Em um viveiro em Basra, no Iraque, conservacionistas cultivam árvores de mangue destinadas à natureza. Especialistas dizem que mais planos nacionais de mudança climática devem conter disposições para restaurar e proteger as florestas.Crédito: Andalou via AFP/Haidar Mohamed Ali 

 

 

Como os planos climáticos nacionais podem ajudar a combater o desmatamento?  

Todos os 195 signatários do tratado climático do Acordo de Paris, adotado em 2015, devem apresentar Contribuições Nacionalmente Determinadas. Esses planos climáticos descrevem como os países reduzirão as emissões e podem incluir tudo, desde investimentos em energia renovável até a promoção de práticas agrícolas mais sustentáveis. 
 
Apesar da capacidade das florestas de combater as mudanças climáticas, apenas 40% dos países mais propensos ao desmatamento têm medidas para proteger as florestas em suas contribuições nacionalmente determinadas, segundo um relatório recente da UN-REDD.  

Com uma nova rodada de promessas prevista para 2025, Atallah diz que essa é uma "oportunidade de ouro" para que os agentes políticos incorporem metas concretas de proteção e restauração de florestas.   

Como os países podem melhorar os planos para deter o desmatamento?  

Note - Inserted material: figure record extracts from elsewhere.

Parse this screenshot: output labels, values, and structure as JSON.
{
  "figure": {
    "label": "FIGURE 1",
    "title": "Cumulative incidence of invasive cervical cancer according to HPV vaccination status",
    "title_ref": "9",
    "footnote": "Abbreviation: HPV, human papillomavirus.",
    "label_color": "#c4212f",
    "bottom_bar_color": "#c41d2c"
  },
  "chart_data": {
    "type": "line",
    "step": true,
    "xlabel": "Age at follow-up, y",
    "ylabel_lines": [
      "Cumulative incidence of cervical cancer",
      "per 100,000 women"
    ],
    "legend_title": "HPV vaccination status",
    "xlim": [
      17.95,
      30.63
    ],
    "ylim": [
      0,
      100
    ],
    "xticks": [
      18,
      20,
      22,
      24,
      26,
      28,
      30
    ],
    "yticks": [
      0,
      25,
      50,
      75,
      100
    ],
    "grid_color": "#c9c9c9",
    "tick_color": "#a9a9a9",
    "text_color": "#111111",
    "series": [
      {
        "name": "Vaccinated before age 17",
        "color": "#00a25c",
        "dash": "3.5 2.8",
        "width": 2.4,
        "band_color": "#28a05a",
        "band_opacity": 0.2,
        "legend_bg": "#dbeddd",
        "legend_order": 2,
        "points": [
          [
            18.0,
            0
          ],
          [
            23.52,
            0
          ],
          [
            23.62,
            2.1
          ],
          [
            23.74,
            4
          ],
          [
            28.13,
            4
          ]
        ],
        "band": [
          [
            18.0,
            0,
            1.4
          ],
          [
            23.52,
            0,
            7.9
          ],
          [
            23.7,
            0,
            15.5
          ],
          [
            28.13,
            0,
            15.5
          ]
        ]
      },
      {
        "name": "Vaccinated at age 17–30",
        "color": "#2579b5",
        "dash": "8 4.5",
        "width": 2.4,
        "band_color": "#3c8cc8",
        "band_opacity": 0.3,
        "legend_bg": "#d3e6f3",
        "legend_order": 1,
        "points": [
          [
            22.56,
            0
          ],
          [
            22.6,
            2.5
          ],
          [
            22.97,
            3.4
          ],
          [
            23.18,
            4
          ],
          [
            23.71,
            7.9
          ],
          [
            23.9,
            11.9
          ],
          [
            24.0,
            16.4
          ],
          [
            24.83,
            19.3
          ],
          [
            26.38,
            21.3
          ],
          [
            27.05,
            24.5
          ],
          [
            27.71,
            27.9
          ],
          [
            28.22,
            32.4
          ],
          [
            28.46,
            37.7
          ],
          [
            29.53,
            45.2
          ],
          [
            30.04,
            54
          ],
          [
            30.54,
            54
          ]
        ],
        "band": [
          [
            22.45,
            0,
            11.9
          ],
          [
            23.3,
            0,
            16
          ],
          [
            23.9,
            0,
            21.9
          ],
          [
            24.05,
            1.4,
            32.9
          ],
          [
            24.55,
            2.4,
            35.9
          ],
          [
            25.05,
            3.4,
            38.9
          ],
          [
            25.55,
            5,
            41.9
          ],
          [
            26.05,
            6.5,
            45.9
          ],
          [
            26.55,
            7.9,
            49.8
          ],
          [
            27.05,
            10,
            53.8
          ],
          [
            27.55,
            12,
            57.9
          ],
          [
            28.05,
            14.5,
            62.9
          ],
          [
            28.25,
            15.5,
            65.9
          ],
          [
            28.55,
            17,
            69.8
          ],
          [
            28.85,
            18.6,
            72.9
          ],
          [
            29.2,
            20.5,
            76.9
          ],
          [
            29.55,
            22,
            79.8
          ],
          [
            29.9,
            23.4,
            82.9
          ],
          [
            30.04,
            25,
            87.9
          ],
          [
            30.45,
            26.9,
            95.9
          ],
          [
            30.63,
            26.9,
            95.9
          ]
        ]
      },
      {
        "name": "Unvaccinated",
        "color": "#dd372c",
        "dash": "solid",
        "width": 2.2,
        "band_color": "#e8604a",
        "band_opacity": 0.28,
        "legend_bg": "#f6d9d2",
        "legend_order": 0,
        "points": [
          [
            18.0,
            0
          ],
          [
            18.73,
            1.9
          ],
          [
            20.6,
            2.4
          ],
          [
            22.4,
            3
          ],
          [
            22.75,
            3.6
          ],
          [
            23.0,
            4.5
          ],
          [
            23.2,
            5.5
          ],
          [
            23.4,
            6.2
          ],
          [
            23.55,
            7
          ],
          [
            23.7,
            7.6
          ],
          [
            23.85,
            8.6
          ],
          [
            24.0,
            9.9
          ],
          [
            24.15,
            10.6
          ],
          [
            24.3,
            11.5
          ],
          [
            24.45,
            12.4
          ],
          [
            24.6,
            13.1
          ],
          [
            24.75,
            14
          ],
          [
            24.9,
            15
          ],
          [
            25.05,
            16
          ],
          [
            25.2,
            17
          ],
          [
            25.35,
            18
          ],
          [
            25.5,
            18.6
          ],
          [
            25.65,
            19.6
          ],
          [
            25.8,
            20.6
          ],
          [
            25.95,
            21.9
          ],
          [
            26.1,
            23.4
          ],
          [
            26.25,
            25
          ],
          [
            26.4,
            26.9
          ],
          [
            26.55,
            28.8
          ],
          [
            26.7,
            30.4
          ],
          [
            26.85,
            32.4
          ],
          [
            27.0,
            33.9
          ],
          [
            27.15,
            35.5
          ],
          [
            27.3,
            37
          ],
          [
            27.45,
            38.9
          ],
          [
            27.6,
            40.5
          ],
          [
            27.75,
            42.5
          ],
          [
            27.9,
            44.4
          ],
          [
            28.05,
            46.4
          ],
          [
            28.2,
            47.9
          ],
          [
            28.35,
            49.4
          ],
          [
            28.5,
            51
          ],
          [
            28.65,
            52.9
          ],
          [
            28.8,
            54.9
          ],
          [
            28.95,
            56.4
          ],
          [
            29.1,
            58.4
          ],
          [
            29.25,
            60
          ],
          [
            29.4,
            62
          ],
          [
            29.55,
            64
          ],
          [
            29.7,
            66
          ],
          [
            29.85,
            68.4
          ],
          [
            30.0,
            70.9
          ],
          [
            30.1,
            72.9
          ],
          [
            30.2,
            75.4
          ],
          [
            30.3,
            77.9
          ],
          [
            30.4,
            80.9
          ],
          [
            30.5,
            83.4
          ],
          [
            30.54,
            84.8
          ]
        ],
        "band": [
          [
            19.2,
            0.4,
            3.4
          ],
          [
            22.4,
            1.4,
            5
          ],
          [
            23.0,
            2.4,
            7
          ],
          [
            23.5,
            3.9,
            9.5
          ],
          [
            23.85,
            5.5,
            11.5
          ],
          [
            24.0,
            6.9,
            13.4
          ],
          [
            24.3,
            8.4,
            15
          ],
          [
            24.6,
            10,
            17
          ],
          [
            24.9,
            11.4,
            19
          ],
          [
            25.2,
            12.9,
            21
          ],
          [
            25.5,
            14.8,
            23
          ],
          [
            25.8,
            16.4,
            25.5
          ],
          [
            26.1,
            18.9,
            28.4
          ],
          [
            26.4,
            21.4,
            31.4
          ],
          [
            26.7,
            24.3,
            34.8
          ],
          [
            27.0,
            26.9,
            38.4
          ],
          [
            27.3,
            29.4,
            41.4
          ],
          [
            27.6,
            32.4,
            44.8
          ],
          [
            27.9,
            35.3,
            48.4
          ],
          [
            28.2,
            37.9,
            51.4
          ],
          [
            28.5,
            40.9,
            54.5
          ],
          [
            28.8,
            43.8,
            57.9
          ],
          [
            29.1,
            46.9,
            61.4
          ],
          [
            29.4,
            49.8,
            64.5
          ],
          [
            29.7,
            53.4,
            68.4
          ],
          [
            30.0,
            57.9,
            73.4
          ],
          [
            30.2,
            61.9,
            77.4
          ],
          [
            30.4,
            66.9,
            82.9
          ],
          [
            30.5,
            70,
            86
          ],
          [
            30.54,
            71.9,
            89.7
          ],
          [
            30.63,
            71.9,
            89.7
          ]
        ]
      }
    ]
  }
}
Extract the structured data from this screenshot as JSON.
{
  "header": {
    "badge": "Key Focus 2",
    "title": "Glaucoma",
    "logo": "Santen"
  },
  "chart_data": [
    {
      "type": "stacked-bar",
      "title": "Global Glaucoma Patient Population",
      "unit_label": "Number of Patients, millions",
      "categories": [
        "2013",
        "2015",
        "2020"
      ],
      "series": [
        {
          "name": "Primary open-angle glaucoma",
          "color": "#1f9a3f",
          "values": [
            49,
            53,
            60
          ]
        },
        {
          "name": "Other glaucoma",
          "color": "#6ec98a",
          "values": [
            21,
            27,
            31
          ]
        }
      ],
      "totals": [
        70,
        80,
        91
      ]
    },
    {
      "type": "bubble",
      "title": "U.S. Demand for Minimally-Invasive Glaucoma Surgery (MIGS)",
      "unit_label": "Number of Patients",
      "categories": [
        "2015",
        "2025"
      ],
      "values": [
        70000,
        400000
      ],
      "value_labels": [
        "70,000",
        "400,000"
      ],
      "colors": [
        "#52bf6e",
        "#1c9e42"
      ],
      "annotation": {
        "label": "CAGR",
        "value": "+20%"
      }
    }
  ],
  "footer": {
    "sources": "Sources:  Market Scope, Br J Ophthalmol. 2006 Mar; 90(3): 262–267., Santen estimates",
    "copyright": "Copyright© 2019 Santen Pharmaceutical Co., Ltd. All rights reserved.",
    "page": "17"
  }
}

O primeiro passo é estabelecer metas claramente definidas para acabar com o desmatamento e restaurar as florestas dentro das contribuições nacionalmente determinadas, diz Atallah. Os fatores de desmatamento, muitas vezes complexos, incluindo a extração de recursos e a expansão descontrolada da agricultura, exigirão diálogos e compensações nacionais.     

Os planos nacionais sobre o clima também devem considerar as diversas perspectivas dos povos indígenas, das comunidades rurais, das mulheres e dos jovens, segundo o relatório da UN-REDD. Os países em desenvolvimento, que abrigam a maioria do desmatamento, também precisam de apoio técnico e financeiro para cumprir seus compromissos de proteger as florestas.  

O PNUMA está trabalhando com os países para garantir que os pagamentos pelas florestas, sejam eles provenientes da comunidade de desenvolvimento ou dos mercados de carbono, reflitam o verdadeiro valor dos ecossistemas florestais e forneçam um fluxo de financiamento significativo para os países em desenvolvimento. De acordo com um relatório publicado pela UN-REDD, os preços do carbono florestal devem subir rapidamente para US$ 30 a US$ 50 por tonelada de dióxido de carbono equivalente para ter impacto. Atualmente, eles estão em um nível igual ou inferior a US$ 10 por tonelada de dióxido de carbono equivalente, o que, em qualquer medida, é muito menos do que custa manter as florestas.  

"Estamos correndo contra o tempo para enfrentar a crise climática", diz Atallah. "Se os países não fizerem um avanço real na proteção das florestas e na redução das emissões com esta rodada de contribuições nacionalmente determinadas, pode ser tarde demais para evitar os piores impactos das mudanças climáticas."  

O PNUMA está na vanguarda do apoio à meta do Acordo de Paris de manter o aumento da temperatura global bem abaixo de 2°C e aspira a 1,5°C, em comparação com os níveis pré-industriais. Para isso, o PNUMA desenvolveu a Solução Setorial, um roteiro para reduzir as emissões em todos os setores, de acordo com os compromissos do Acordo de Paris e em busca da estabilidade climática. Os seis setores identificados são: energia; indústria; agricultura e alimentos; florestas e uso da terra; transporte; e edifícios e cidades.